Posted Nov 25, 2020 - 23:03 PST
Update
AWS Outage Update:

While the system is back online Amazon Web Services is still experiences issues but is on the mend. Expect slower performance than usual for the rest of the day and reports to take longer than normal to update.

Here's the latest from Amazon:
"We continue to work towards recovery of the issue affecting the Kinesis Data Streams API in the US-EAST-1 Region. We also continue to see an improvement in error rates for Kinesis and several affected services, but expect full recovery to still take up to a few hours. For Amazon Cognito, the issues affecting APIs and authentication for user and identity pools has now recovered. For AutoScaling, delays in launching new instances has now recovered, however some scaling operations are still delayed due to delayed CloudWatch metrics. For EventBridge, we have seen partial recovery for the issue affecting delivery of Events.

We are actively working toward full recovery for all affected services, and will continue to provide updates regularly as we have new information to share."
Posted Nov 25, 2020 - 15:44 PST
Monitoring
The system is back up but with degraded performance. We're working with AWS to get us back to normal.
Posted Nov 25, 2020 - 12:31 PST
Update
Latest from Amazon:
"We continue to work towards recovery of the issue affecting the Kinesis Data Streams API in the US-EAST-1 Region. For Kinesis Data Streams, the issue is affecting the subsystem that is responsible for handling incoming requests. The team has identified the root cause and is working on resolving the issue affecting this subsystem.

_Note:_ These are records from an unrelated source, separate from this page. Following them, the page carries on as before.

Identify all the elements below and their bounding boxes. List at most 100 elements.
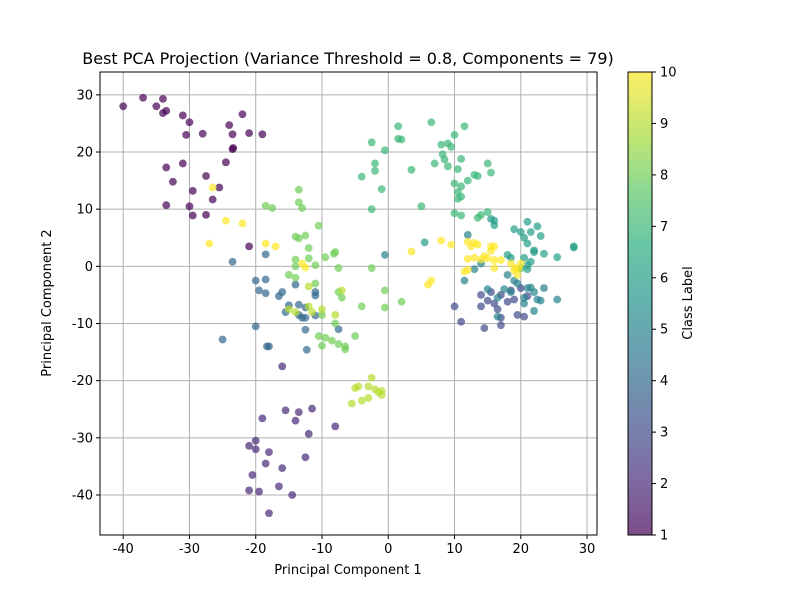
y-tick-label: 20: [76, 146, 93, 161]
scatter-point: [228, 257, 237, 266]
scatter-points: [119, 93, 578, 518]
scatter-point: [490, 256, 499, 264]
colorbar-frame: [627, 71, 653, 536]
scatter-point: [450, 179, 459, 188]
colorbar-tick-label: 1: [660, 529, 668, 544]
scatter-point: [520, 299, 529, 308]
scatter-point: [251, 276, 260, 285]
scatter-point: [457, 182, 466, 191]
scatter-point: [506, 259, 515, 268]
scatter-point: [291, 262, 300, 271]
scatter-point: [251, 445, 260, 454]
scatter-point: [311, 279, 320, 288]
scatter-point: [330, 249, 338, 258]
scatter-point: [453, 194, 462, 203]
scatter-point: [178, 159, 187, 168]
scatter-point: [536, 296, 545, 305]
scatter-point: [490, 242, 499, 251]
scatter-point: [298, 313, 307, 322]
scatter-point: [263, 342, 271, 351]
scatter-point: [460, 122, 469, 131]
scatter-point: [453, 165, 462, 174]
scatter-point: [526, 228, 535, 236]
scatter-point: [291, 308, 300, 316]
scatter-point: [510, 295, 519, 304]
scatter-point: [222, 216, 230, 225]
scatter-point: [255, 286, 263, 295]
scatter-point: [493, 312, 502, 321]
scatter-point: [185, 118, 194, 127]
scatter-point: [381, 251, 389, 259]
scatter-point: [202, 172, 210, 180]
scatter-point: [463, 231, 472, 239]
scatter-point: [258, 130, 267, 139]
scatter-point: [251, 322, 260, 331]
scatter-point: [258, 414, 267, 423]
scatter-point: [381, 146, 389, 155]
colorbar-tick-label: 6: [660, 271, 668, 286]
scatter-point: [460, 267, 469, 276]
scatter-point: [407, 247, 416, 256]
scatter-point: [205, 239, 214, 248]
scatter-point: [351, 384, 360, 392]
scatter-point: [397, 297, 406, 306]
scatter-point: [477, 211, 485, 219]
scatter-point: [162, 163, 171, 172]
scatter-point: [357, 172, 366, 181]
colorbar-tick-label: 7: [660, 220, 668, 235]
scatter-point: [553, 253, 562, 262]
scatter-point: [487, 168, 495, 177]
scatter-point: [198, 129, 207, 138]
scatter-point: [245, 129, 254, 138]
plot-frame: [99, 71, 598, 536]
scatter-point: [298, 259, 307, 268]
scatter-point: [304, 244, 313, 252]
y-tick-label: -30: [72, 431, 93, 446]
scatter-point: [493, 293, 502, 302]
scatter-point: [533, 222, 542, 231]
scatter-point: [430, 159, 439, 168]
scatter-point: [278, 362, 287, 371]
scatter-point: [334, 264, 343, 272]
scatter-point: [314, 332, 323, 340]
scatter-point: [347, 399, 356, 408]
scatter-point: [281, 406, 290, 415]
scatter-point: [540, 284, 548, 292]
scatter-point: [526, 283, 535, 292]
scatter-point: [506, 288, 515, 296]
scatter-point: [119, 102, 128, 111]
colorbar-tick-label: 8: [660, 168, 668, 183]
scatter-point: [229, 144, 238, 152]
y-axis-ticks: -40 -30 -20 -10 0 10 20 30: [72, 88, 100, 503]
colorbar: [628, 72, 652, 535]
scatter-point: [520, 293, 529, 302]
scatter-point: [304, 429, 313, 438]
scatter-point: [447, 240, 456, 249]
scatter-point: [182, 130, 191, 139]
scatter-point: [265, 448, 273, 457]
scatter-point: [291, 280, 300, 289]
scatter-point: [420, 238, 429, 247]
x-tick-label: -10: [311, 542, 332, 557]
scatter-point: [222, 158, 230, 167]
x-axis-ticks: -40 -30 -20 -10 0 10 20 30: [113, 535, 595, 557]
scatter-point: [301, 453, 310, 462]
scatter-point: [497, 256, 505, 264]
scatter-point: [218, 335, 227, 344]
scatter-point: [311, 261, 320, 270]
scatter-point: [185, 202, 194, 211]
colorbar-tick-label: 9: [660, 117, 668, 132]
scatter-point: [288, 491, 297, 499]
scatter-point: [291, 255, 300, 264]
scatter-point: [367, 205, 376, 214]
scatter-point: [318, 311, 326, 319]
scatter-point: [294, 300, 303, 309]
scatter-point: [450, 130, 459, 139]
x-tick-label: 0: [384, 542, 392, 557]
scatter-point: [540, 249, 548, 258]
scatter-point: [477, 302, 485, 311]
colorbar-tick-label: 3: [660, 426, 668, 441]
grid-lines: [100, 72, 597, 535]
scatter-point: [302, 345, 311, 354]
scatter-point: [364, 382, 373, 391]
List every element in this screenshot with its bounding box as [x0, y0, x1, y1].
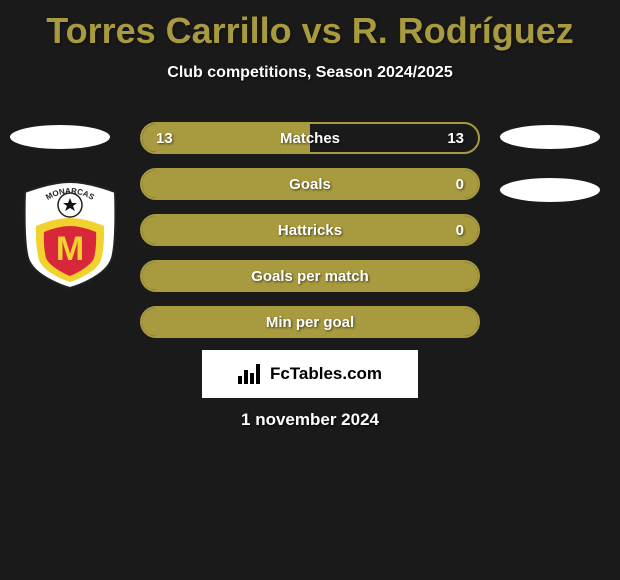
stats-container: 13 Matches 13 Goals 0 Hattricks 0 Goals …: [140, 122, 480, 352]
stat-label: Goals per match: [251, 268, 369, 285]
fctables-text: FcTables.com: [270, 364, 382, 384]
stat-value-right: 13: [447, 130, 464, 147]
page-subtitle: Club competitions, Season 2024/2025: [0, 64, 620, 82]
fctables-logo-box: FcTables.com: [202, 350, 418, 398]
placeholder-ellipse-left: [10, 125, 110, 149]
stat-bar-goals-per-match: Goals per match: [140, 260, 480, 292]
club-logo: M MONARCAS: [20, 180, 120, 290]
placeholder-ellipse-right-2: [500, 178, 600, 202]
stat-label: Matches: [280, 130, 340, 147]
stat-bar-hattricks: Hattricks 0: [140, 214, 480, 246]
svg-text:M: M: [56, 230, 84, 268]
bars-icon: [238, 364, 264, 384]
stat-value-left: 13: [156, 130, 173, 147]
placeholder-ellipse-right-1: [500, 125, 600, 149]
stat-value-right: 0: [456, 176, 464, 193]
date-text: 1 november 2024: [0, 410, 620, 430]
stat-label: Min per goal: [266, 314, 354, 331]
stat-value-right: 0: [456, 222, 464, 239]
stat-label: Hattricks: [278, 222, 342, 239]
page-title: Torres Carrillo vs R. Rodríguez: [0, 0, 620, 52]
stat-bar-min-per-goal: Min per goal: [140, 306, 480, 338]
stat-bar-matches: 13 Matches 13: [140, 122, 480, 154]
stat-label: Goals: [289, 176, 331, 193]
stat-bar-goals: Goals 0: [140, 168, 480, 200]
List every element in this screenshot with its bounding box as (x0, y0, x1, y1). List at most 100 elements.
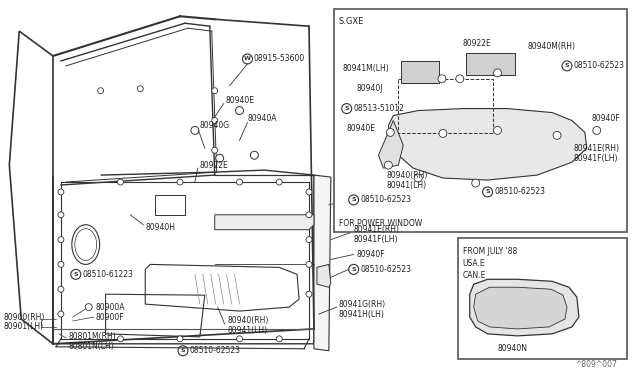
Text: 80940M(RH): 80940M(RH) (527, 42, 575, 51)
Text: 80922E: 80922E (200, 161, 228, 170)
Polygon shape (317, 264, 331, 287)
Text: 80940E: 80940E (226, 96, 255, 105)
Circle shape (493, 126, 502, 134)
Circle shape (276, 336, 282, 342)
Text: 80941M(LH): 80941M(LH) (343, 64, 390, 73)
Bar (458, 238, 627, 359)
Text: 80900(RH): 80900(RH) (3, 312, 45, 321)
Text: S: S (351, 198, 356, 202)
Text: 80940G: 80940G (200, 121, 230, 130)
Text: 80940J: 80940J (356, 84, 383, 93)
Text: 80801N(LH): 80801N(LH) (69, 342, 115, 351)
Text: 80900A: 80900A (95, 302, 125, 312)
Circle shape (553, 131, 561, 140)
Circle shape (58, 237, 64, 243)
Text: 80941F(LH): 80941F(LH) (574, 154, 618, 163)
Circle shape (276, 179, 282, 185)
Bar (401, 61, 439, 83)
Circle shape (191, 126, 199, 134)
Circle shape (177, 179, 183, 185)
Circle shape (216, 154, 223, 162)
Text: S: S (180, 348, 186, 353)
Text: 08510-62523: 08510-62523 (360, 265, 412, 274)
Text: 08510-62523: 08510-62523 (574, 61, 625, 70)
Polygon shape (388, 109, 587, 180)
Bar (155, 195, 185, 215)
Circle shape (387, 128, 394, 137)
Circle shape (177, 336, 183, 342)
Text: 80900F: 80900F (95, 312, 124, 321)
Text: 80941E(RH): 80941E(RH) (354, 225, 399, 234)
Text: 08510-61223: 08510-61223 (83, 270, 134, 279)
Circle shape (212, 88, 218, 94)
Circle shape (118, 179, 124, 185)
Polygon shape (378, 121, 403, 168)
Circle shape (306, 212, 312, 218)
Circle shape (472, 179, 479, 187)
Text: 08510-62523: 08510-62523 (495, 187, 545, 196)
Text: 80940F: 80940F (592, 114, 620, 123)
Polygon shape (215, 215, 314, 230)
Text: 80941H(LH): 80941H(LH) (339, 310, 385, 318)
Text: 08510-62523: 08510-62523 (360, 195, 412, 204)
Text: ^809^007: ^809^007 (575, 360, 616, 369)
Text: S.GXE: S.GXE (339, 17, 364, 26)
Circle shape (138, 86, 143, 92)
Circle shape (439, 129, 447, 137)
Circle shape (493, 69, 502, 77)
Circle shape (58, 286, 64, 292)
Circle shape (98, 88, 104, 94)
Text: 80941(LH): 80941(LH) (228, 326, 268, 336)
Circle shape (593, 126, 601, 134)
Text: 80940F: 80940F (356, 250, 385, 259)
Text: USA.E: USA.E (463, 259, 485, 268)
Circle shape (58, 262, 64, 267)
Circle shape (58, 311, 64, 317)
Text: 80940H: 80940H (145, 223, 175, 232)
Text: 80941(LH): 80941(LH) (387, 180, 426, 189)
Text: 80940E: 80940E (347, 124, 376, 133)
Circle shape (306, 237, 312, 243)
Text: FROM JULY '88: FROM JULY '88 (463, 247, 517, 256)
Polygon shape (470, 279, 579, 336)
Circle shape (306, 291, 312, 297)
Text: S: S (351, 267, 356, 272)
Text: 80940(RH): 80940(RH) (387, 171, 428, 180)
Circle shape (85, 304, 92, 311)
Text: 80940A: 80940A (248, 114, 277, 123)
Text: 80941G(RH): 80941G(RH) (339, 299, 386, 309)
Text: S: S (485, 189, 490, 195)
Text: W: W (244, 57, 251, 61)
Text: 80941E(RH): 80941E(RH) (574, 144, 620, 153)
Text: 80941F(LH): 80941F(LH) (354, 235, 398, 244)
Text: S: S (74, 272, 78, 277)
Circle shape (237, 179, 243, 185)
Circle shape (212, 118, 218, 124)
Circle shape (306, 189, 312, 195)
Circle shape (385, 161, 392, 169)
Circle shape (236, 107, 243, 115)
Circle shape (118, 336, 124, 342)
Circle shape (456, 75, 464, 83)
Text: 80922E: 80922E (463, 39, 492, 48)
Text: FOR POWER WINDOW: FOR POWER WINDOW (339, 219, 422, 228)
Circle shape (438, 75, 446, 83)
Text: S: S (564, 63, 570, 68)
Text: S: S (344, 106, 349, 111)
Text: CAN.E: CAN.E (463, 271, 486, 280)
Text: 80940(RH): 80940(RH) (228, 317, 269, 326)
Bar (466, 53, 515, 75)
Circle shape (212, 147, 218, 153)
Text: 80940N: 80940N (497, 344, 527, 353)
Text: 08915-53600: 08915-53600 (253, 54, 305, 64)
Text: 08513-51012: 08513-51012 (354, 104, 404, 113)
Circle shape (237, 336, 243, 342)
Text: 80801M(RH): 80801M(RH) (69, 332, 116, 341)
Circle shape (250, 151, 259, 159)
Circle shape (58, 212, 64, 218)
Text: 08510-62523: 08510-62523 (190, 346, 241, 355)
Bar (334, 9, 627, 232)
Bar (398, 79, 493, 134)
Text: 80901(LH): 80901(LH) (3, 323, 44, 331)
Circle shape (306, 262, 312, 267)
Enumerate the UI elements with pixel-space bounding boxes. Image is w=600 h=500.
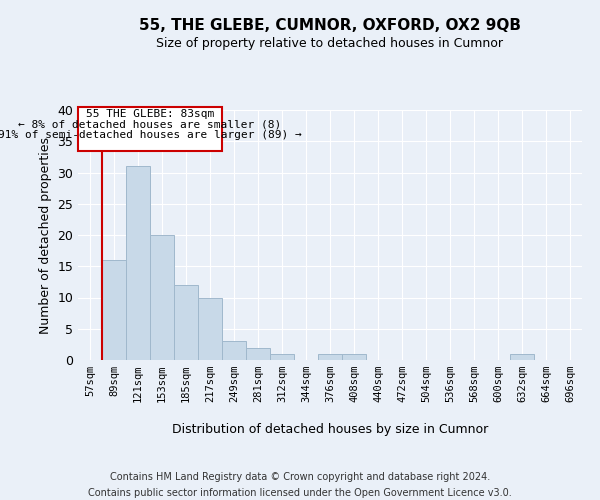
Bar [342,354,366,360]
FancyBboxPatch shape [78,107,222,150]
Text: Distribution of detached houses by size in Cumnor: Distribution of detached houses by size … [172,422,488,436]
Bar [246,348,270,360]
Bar [318,354,342,360]
Bar [126,166,150,360]
Bar [174,285,198,360]
Text: 55, THE GLEBE, CUMNOR, OXFORD, OX2 9QB: 55, THE GLEBE, CUMNOR, OXFORD, OX2 9QB [139,18,521,32]
Text: 55 THE GLEBE: 83sqm: 55 THE GLEBE: 83sqm [86,109,214,118]
Bar [198,298,222,360]
Y-axis label: Number of detached properties: Number of detached properties [39,136,52,334]
Bar [270,354,294,360]
Bar [150,235,174,360]
Bar [222,341,246,360]
Bar [102,260,126,360]
Text: ← 8% of detached houses are smaller (8): ← 8% of detached houses are smaller (8) [19,120,281,130]
Text: Contains HM Land Registry data © Crown copyright and database right 2024.: Contains HM Land Registry data © Crown c… [110,472,490,482]
Text: Size of property relative to detached houses in Cumnor: Size of property relative to detached ho… [157,38,503,51]
Bar [510,354,534,360]
Text: 91% of semi-detached houses are larger (89) →: 91% of semi-detached houses are larger (… [0,130,302,140]
Text: Contains public sector information licensed under the Open Government Licence v3: Contains public sector information licen… [88,488,512,498]
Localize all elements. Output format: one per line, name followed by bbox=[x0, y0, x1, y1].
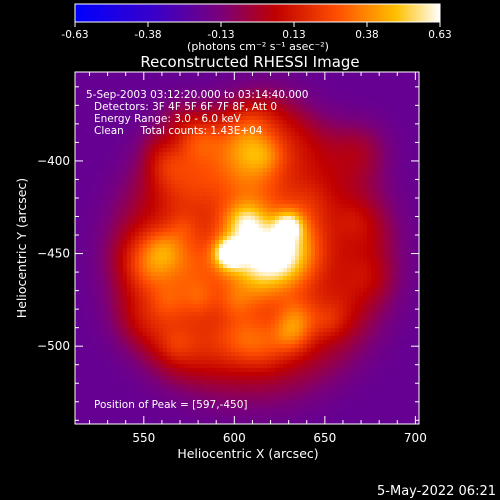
colorbar-tick-label: 0.38 bbox=[355, 29, 378, 41]
chart-title: Reconstructed RHESSI Image bbox=[140, 53, 359, 71]
x-tick-label: 700 bbox=[404, 431, 427, 445]
y-tick-label: −500 bbox=[37, 339, 70, 353]
x-tick-label: 650 bbox=[313, 431, 336, 445]
footer-date: 5-May-2022 06:21 bbox=[377, 484, 496, 499]
x-tick-label: 550 bbox=[132, 431, 155, 445]
info-line-2: Detectors: 3F 4F 5F 6F 7F 8F, Att 0 bbox=[94, 101, 277, 113]
info-line-1: 5-Sep-2003 03:12:20.000 to 03:14:40.000 bbox=[86, 89, 308, 101]
x-axis-label: Heliocentric X (arcsec) bbox=[177, 446, 318, 461]
colorbar-unit-label: (photons cm⁻² s⁻¹ asec⁻²) bbox=[187, 40, 329, 53]
peak-position-label: Position of Peak = [597,-450] bbox=[94, 399, 248, 411]
info-line-4: Clean Total counts: 1.43E+04 bbox=[94, 125, 263, 137]
colorbar bbox=[74, 3, 441, 23]
colorbar-tick-label: -0.63 bbox=[61, 29, 88, 41]
colorbar-tick-label: 0.13 bbox=[282, 29, 305, 41]
axis-ticks: 550 600 650 700 −400 −450 −500 bbox=[37, 72, 427, 445]
colorbar-tick-label: -0.38 bbox=[134, 29, 161, 41]
y-tick-label: −400 bbox=[37, 154, 70, 168]
heatmap-image bbox=[75, 72, 419, 424]
colorbar-ticks: -0.63 -0.38 -0.13 0.13 0.38 0.63 bbox=[61, 22, 452, 41]
plot-frame bbox=[74, 71, 420, 425]
y-tick-label: −450 bbox=[37, 247, 70, 261]
colorbar-tick-label: 0.63 bbox=[428, 29, 451, 41]
x-tick-label: 600 bbox=[223, 431, 246, 445]
y-axis-label: Heliocentric Y (arcsec) bbox=[14, 178, 29, 318]
colorbar-tick-label: -0.13 bbox=[207, 29, 234, 41]
info-line-3: Energy Range: 3.0 - 6.0 keV bbox=[94, 113, 242, 125]
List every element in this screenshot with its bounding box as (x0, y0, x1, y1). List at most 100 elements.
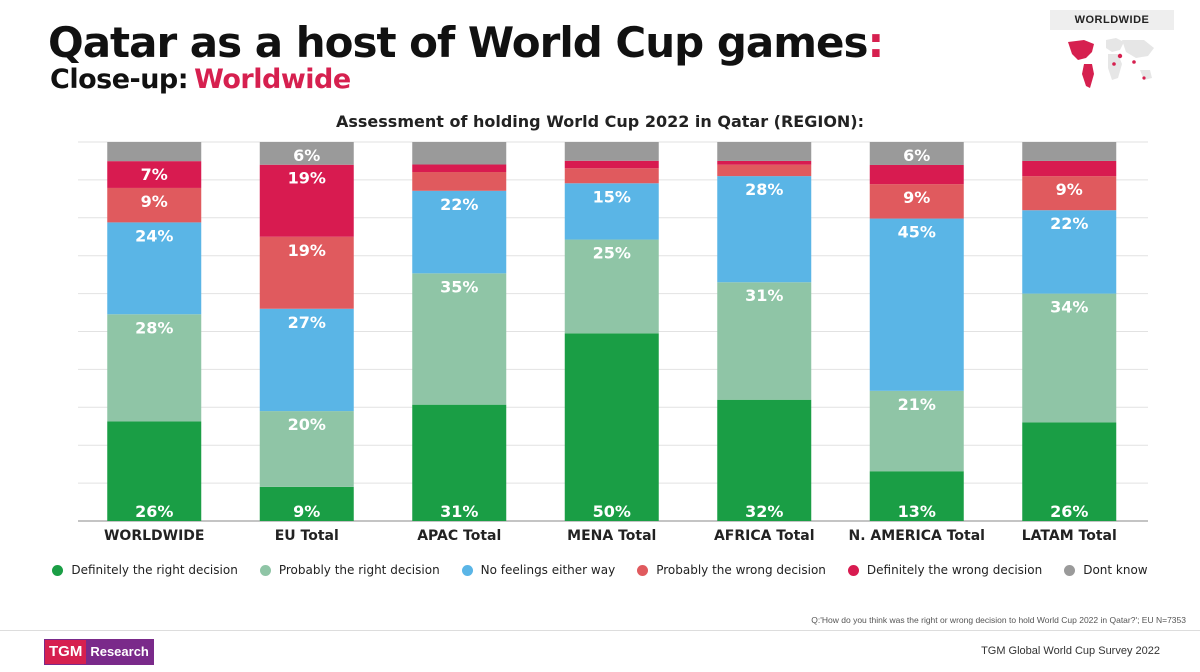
legend-swatch (847, 564, 859, 576)
data-label: 32% (745, 502, 783, 521)
bar-segment (1022, 142, 1117, 161)
category-label: AFRICA Total (714, 528, 815, 544)
data-label: 13% (898, 502, 936, 521)
bar-segment (1022, 210, 1117, 294)
chart-title: Assessment of holding World Cup 2022 in … (335, 112, 865, 131)
bar-segment (869, 390, 964, 472)
bar-segment (717, 282, 812, 400)
data-label: 25% (593, 244, 631, 263)
category-label: MENA Total (567, 528, 656, 544)
subtitle-prefix: Close-up: (50, 64, 189, 95)
data-label: 26% (135, 502, 173, 521)
bar-segment (717, 160, 812, 165)
category-label: WORLDWIDE (104, 528, 205, 544)
subtitle-accent: Worldwide (194, 64, 351, 95)
bar-segment (869, 164, 964, 185)
bar-segment (564, 239, 659, 334)
legend-item: Probably the wrong decision (637, 563, 826, 577)
data-label: 31% (440, 502, 478, 521)
data-label: 19% (288, 169, 326, 188)
logo-right-text: Research (86, 640, 153, 664)
legend-item: Dont know (1064, 563, 1148, 577)
chart-legend: Definitely the right decision Probably th… (0, 563, 1200, 577)
bar-segment (1022, 293, 1117, 423)
data-label: 6% (903, 146, 930, 165)
data-label: 6% (293, 146, 320, 165)
data-label: 9% (903, 188, 930, 207)
bar-segment (1022, 176, 1117, 211)
bar-segment (869, 218, 964, 391)
page-title-colon: : (867, 18, 884, 67)
data-label: 27% (288, 313, 326, 332)
data-label: 7% (141, 165, 168, 184)
legend-swatch (52, 564, 64, 576)
bar-segment (259, 164, 354, 237)
legend-label: Dont know (1083, 563, 1148, 577)
data-label: 28% (135, 318, 173, 337)
bar-segment (412, 172, 507, 191)
survey-name: TGM Global World Cup Survey 2022 (981, 645, 1160, 657)
tgm-research-logo: TGM Research (44, 639, 154, 665)
bar-segment (564, 168, 659, 184)
stacked-bar-chart: 26% 28% 24% 9% 7% 9% 20% 27% 19% 19% 6% 31% 35% 22% 50… (78, 141, 1148, 544)
data-label: 22% (440, 195, 478, 214)
data-label: 22% (1050, 214, 1088, 233)
bar-segment (259, 411, 354, 487)
legend-swatch (1064, 564, 1076, 576)
page-title-text: Qatar as a host of World Cup games (48, 18, 868, 67)
logo-left-text: TGM (45, 640, 87, 664)
region-badge: WORLDWIDE (1050, 10, 1174, 30)
data-label: 24% (135, 226, 173, 245)
data-label: 31% (745, 286, 783, 305)
bar-segment (412, 190, 507, 274)
world-map-icon (1068, 38, 1154, 88)
data-label: 35% (440, 277, 478, 296)
bar-segment (107, 314, 202, 422)
bar-segment (107, 187, 202, 223)
data-label: 15% (593, 187, 631, 206)
bar-segment (869, 142, 964, 165)
data-label: 50% (593, 502, 631, 521)
bar-segment (107, 222, 202, 315)
data-label: 28% (745, 180, 783, 199)
page-subtitle: Close-up: Worldwide (50, 64, 351, 95)
bar-segment (259, 236, 354, 309)
legend-item: Definitely the wrong decision (847, 563, 1043, 577)
category-label: N. AMERICA Total (849, 528, 985, 544)
legend-swatch (259, 564, 271, 576)
data-label: 45% (898, 223, 936, 242)
page-title: Qatar as a host of World Cup games: (48, 18, 884, 67)
legend-swatch (637, 564, 649, 576)
bar-segment (564, 183, 659, 240)
bar-segment (869, 471, 964, 521)
bar-segment (869, 184, 964, 219)
data-label: 34% (1050, 298, 1088, 317)
bar-segment (1022, 422, 1117, 521)
legend-label: No feelings either way (480, 563, 616, 577)
data-label: 19% (288, 241, 326, 260)
legend-label: Definitely the wrong decision (866, 563, 1043, 577)
bar-segment (107, 142, 202, 162)
bar-segment (412, 164, 507, 173)
legend-label: Probably the wrong decision (656, 563, 826, 577)
data-label: 9% (141, 192, 168, 211)
bar-segment (1022, 160, 1117, 177)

The issue also affects other services, or parts of these services, that utilize Kinesis Data Streams within their workflows. While features of multiple services are impacted, some services have seen broader impact and service-specific impact details are below."
Posted Nov 25, 2020 - 11:45 PST
Update
AWS is still experiencing a severe outage that's affecting many companies including some big names like Roku, Adobe, and Ring to name a few.
Here's an article explaining the outage. Amazon has not given a clear answer as to what caused the issue.
https://techcrunch.com/2020/11/25/amazon-web-services-outage-takes-a-portion-of-the-internet-down-with-it/
Posted Nov 25, 2020 - 10:08 PST
Update
We're still working on resolving these issues, unfortunately all 3 of our AWS datacenter locations are down in us-east-1 (Virginia).
Posted Nov 25, 2020 - 09:05 PST
Update
We are continuing to work with Amazon Web Services to resolve this issue. It appears to be a global outage with their infrastructure:
https://downdetector.com/status/amazon/
Posted Nov 25, 2020 - 07:55 PST
Identified
We're investigating elevated reports loading SMRT. It appears our datacenter provider, AWS, is having intermittent issues.
Posted Nov 25, 2020 - 07:37 PST
This incident affected: SMRT POS (POS).